Things hospitals are not good for:
  • Sleeping
  • Not contracting diseases
  • Eating
  • Olympic-caliber bobsledding

So, I've spent the majority of the last couple of weeks subsisting off of the World Class Dining Service (sic) that the hospital provides (though, to be fair, the options for visitors are much better than the options for patients) and essentially catnapping on foldout couches in between vitals checks and overeager resident visits that occur through the wee hours of the morning.  Happily, things are looking good to not be in TUX for much longer and maybe we'll actually get to stick around PHX for more than a night or two and enjoy the double-digit(!) temperatures that are forecasted.

However, before this villainous return visit, I at least was housesitting and actually had the chance to cook for myself on the rare occasions I left the hospital before it was dark.  You know how success is 99% perspiration?  Well, these dishes were 99% desperation, combined with whatever I could loot from the fridge (supplemented with some purchased vegetables once I figured out where the Whole Foods was) and jerry-rigged cooking contraptions (because it wasn't until about a week in that I figured out where the lids were).  And maybe a smidgen of pure terror at what a diet of pop, Sun chips, and mac & cheese was doing to my digestive system.

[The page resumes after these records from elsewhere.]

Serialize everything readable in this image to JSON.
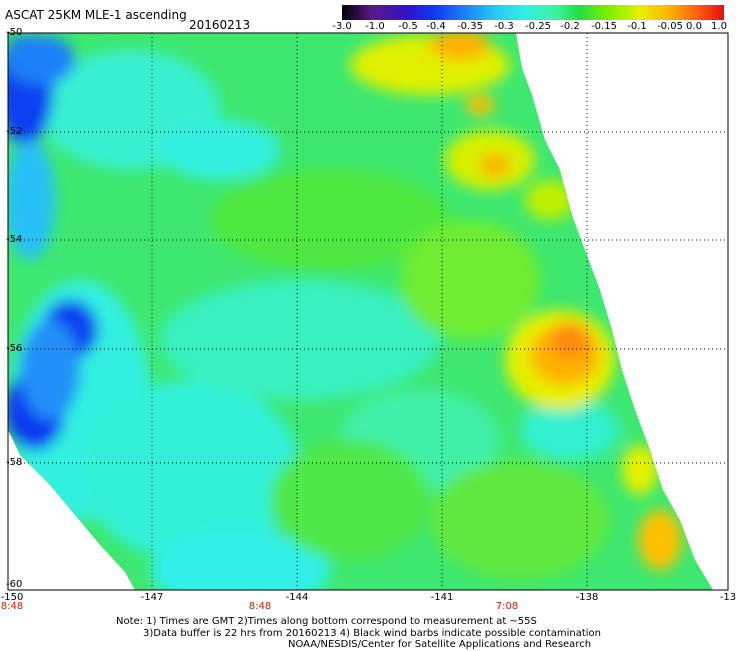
{
  "header": {
    "title": "ASCAT 25KM MLE-1 ascending",
    "date": "20160213"
  },
  "colorbar": {
    "ticks": [
      "-3.0",
      "-1.0",
      "-0.5",
      "-0.4",
      "-0.35",
      "-0.3",
      "-0.25",
      "-0.2",
      "-0.15",
      "-0.1",
      "-0.05",
      "0.0",
      "1.0"
    ],
    "colors": [
      "#000000",
      "#5a1a8a",
      "#3010c8",
      "#1038f0",
      "#1a80f8",
      "#28c8f8",
      "#30f0e0",
      "#40f0a0",
      "#20e040",
      "#80f000",
      "#e8f000",
      "#ffb000",
      "#ff6010",
      "#e01010"
    ]
  },
  "axes": {
    "y_ticks": [
      "-50",
      "-52",
      "-54",
      "-56",
      "-58",
      "-60"
    ],
    "x_ticks": [
      "-150",
      "-147",
      "-144",
      "-141",
      "-138",
      "-13"
    ]
  },
  "pass_times": [
    "8:48",
    "8:48",
    "7:08"
  ],
  "notes": {
    "line1": "Note: 1) Times are GMT 2)Times along bottom correspond to measurement at ~55S",
    "line2": "3)Data buffer is 22 hrs from 20160213 4) Black wind barbs indicate possible contamination",
    "line3": "NOAA/NESDIS/Center for Satellite Applications and Research"
  }
}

Dish the first was a vaguely Mediterraneanish salad composed almost entirely of things I managed to steal from the lovely people who were letting me squat in their house.  I fried up some chickpeas and broccoli with some garlic, then added little rings of thinly-sliced sweet peppers, halved cherry tomatoes, and a squeeze of lemon.  Mix this in with some couscous blend and some surprisingly-good feta cheese, and while it won't win you any roses at the county fair, it will soothe a cafeteria-ravaged stomach.


The second dish was a bit more exciting, mostly because I got to go real grocery shopping for the first time in weeks and got to spend my evening cooking instead of sitting in the surgical ward AND I saw my first-ever coyote on the drive home.  This time, undoubtedly inspired by the Asian noodle salad that The Husband so kindly wrote up for me, I sauteed up some garlic, broccoli, peppers (notice a food-trend?) and onion in a little oil and soy sauce, then added some bok choy and spinach and let them cook until wilted.  I cheated a little and made some Trader Joe's miso soup mix (about a cup) and poured that in to simmer for a few minutes.  The veg were served over udon noodles and topped with some sliced scallions (you may also note some roasted Brussels sprouts, but they were added to reduce the number of dinner plates and simplify transporting dinner from the main house to the casita, and they were very tasty on their own, just drizzled in olive oil and a generous sprinkling of salt and roasted in a toaster over until tender, then blasted under the broiler to brown up, though some of them did soak up a little of the miso broth, and they were also pretty fantastic, but Brussels sprouts are pretty amazing and maybe one of my favorite vegetables, so they're kind of hard to ruin).  I was endlessly pleased with myself after this one, though I may just be incredibly easily heartened by not-takeout at this point.


Hopefully, we will be hitting the long, dusty interstate back to PHX (for good!) tomorrow, which means a resumption of normal life and good food and relaxing days (only briefly interrupted by panic over the manuscript deadlines I have hovering about my head, but at least I've learned that there are four stages to sepsis progression and that you can't be an ethical nurse unless you can explain Kantian deontology).